Assim sendo, o recinto desportivo e a antiga sede, um escritório na Avenida Lourenço Peixinho, vão passar para as mãos dos ex-dirigentes que penhoraram o clube por dívidas de 800 mil euros.

O empresário iraniano ainda tentou, nos últimos dias, através do seu advogado em Portugal, renegociar o calendário de pagamento em termos que não mereceram acordo.

Aquando da entrada na SAD, Majid Pishyar tinha assumido o compromisso de pagar aos credores principais.

Artur Filipe vive "dia muito triste"

As secções desportivas que utilizam o pavilhão dependem agora da boa vontade dos ex-dirigentes Artur Filipe e José Cachide, embora tudo aponte para o fim das actividades, tendo em vista a demolição para outros fins, nomeadamente imobiliários.

O ex-presidente Artur Filipe limitou-se a dizer que "viveu um dia muito triste como beiramarense", lamentando o desfecho do processo "para o qual fomos arrastados". 

Além da transferência de propriedade, a sentença do juízo de execução de Ovar dá cobertura a uma possível ordem de despejo dos inquilinos, caso se oponham à saída depois de mudadas as fechaduras.

"Vão acabar as actividades desportivas", garantiu, por sua vez, o advogados dos ex-dirigentes, Armindo Sequeira,  responsabilizando o Beira-Mar "por  ausência de diálogo e de propostas" que permitissem um entendimento entre as partes, nomeadamente com garantias de pagamento através de receitas das transmissões televisivas de jogos.

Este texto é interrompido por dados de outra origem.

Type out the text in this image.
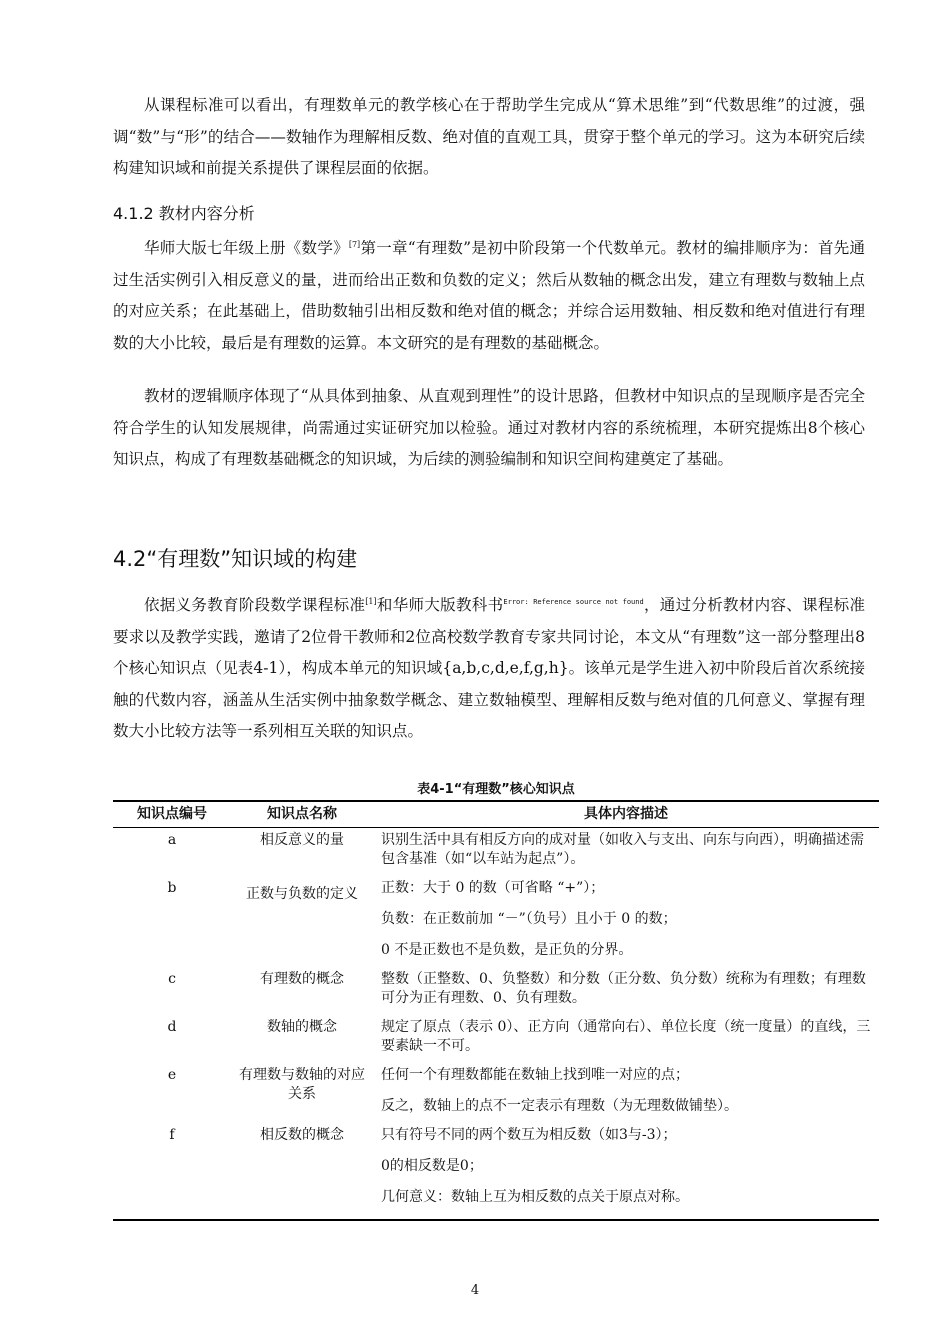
从课程标准可以看出，有理数单元的教学核心在于帮助学生完成从“算术思维”到“代数思维”的过渡，强调“数”与“形”的结合——数轴作为理解相反数、绝对值的直观工具，贯穿于整个单元的学习。这为本研究后续构建知识域和前提关系提供了课程层面的依据。

4.1.2 教材内容分析

华师大版七年级上册《数学》[7]第一章“有理数”是初中阶段第一个代数单元。教材的编排顺序为：首先通过生活实例引入相反意义的量，进而给出正数和负数的定义；然后从数轴的概念出发，建立有理数与数轴上点的对应关系；在此基础上，借助数轴引出相反数和绝对值的概念；并综合运用数轴、相反数和绝对值进行有理数的大小比较，最后是有理数的运算。本文研究的是有理数的基础概念。

教材的逻辑顺序体现了“从具体到抽象、从直观到理性”的设计思路，但教材中知识点的呈现顺序是否完全符合学生的认知发展规律，尚需通过实证研究加以检验。通过对教材内容的系统梳理，本研究提炼出8个核心知识点，构成了有理数基础概念的知识域，为后续的测验编制和知识空间构建奠定了基础。

4.2“有理数”知识域的构建

依据义务教育阶段数学课程标准[1]和华师大版教科书$^{Error: Reference source not found}$，通过分析教材内容、课程标准要求以及教学实践，邀请了2位骨干教师和2位高校数学教育专家共同讨论，本文从“有理数”这一部分整理出8个核心知识点（见表4-1），构成本单元的知识域{a,b,c,d,e,f,g,h}。该单元是学生进入初中阶段后首次系统接触的代数内容，涵盖从生活实例中抽象数学概念、建立数轴模型、理解相反数与绝对值的几何意义、掌握有理数大小比较方法等一系列相互关联的知识点。

表4-1“有理数”核心知识点

知识点编号	知识点名称	具体内容描述
a	相反意义的量	识别生活中具有相反方向的成对量（如收入与支出、向东与向西），明确描述需包含基准（如“以车站为起点”）。

b	正数与负数的定义	正数：大于 0 的数（可省略 “+”）；
负数：在正数前加 “－”（负号）且小于 0 的数；
0 不是正数也不是负数，是正负的分界。

c	有理数的概念	整数（正整数、0、负整数）和分数（正分数、负分数）统称为有理数；有理数可分为正有理数、0、负有理数。

d	数轴的概念	规定了原点（表示 0）、正方向（通常向右）、单位长度（统一度量）的直线，三要素缺一不可。

e	有理数与数轴的对应关系	任何一个有理数都能在数轴上找到唯一对应的点；
反之，数轴上的点不一定表示有理数（为无理数做铺垫）。

f	相反数的概念	只有符号不同的两个数互为相反数（如3与-3）；
0的相反数是0；
几何意义：数轴上互为相反数的点关于原点对称。

4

Os ex-dirigentes reclamam ainda mais 1, 3 milhões de euros de empréstimos e outros encargos assumidos com o clube, o que motivou penhoras várias, entre as quais receitas de transmissões desportivas, de um terreno das piscinas propriedade actualmente da Nível II.

O presidente do Beira-Mar, António Regala, já lembrou que o investidor da SAD garantiu instalações alternativas que, por agora, se desconhecem.

Depois das piscinas, vendidas a uma imobiliária, o clube fica agora sem qualquer património.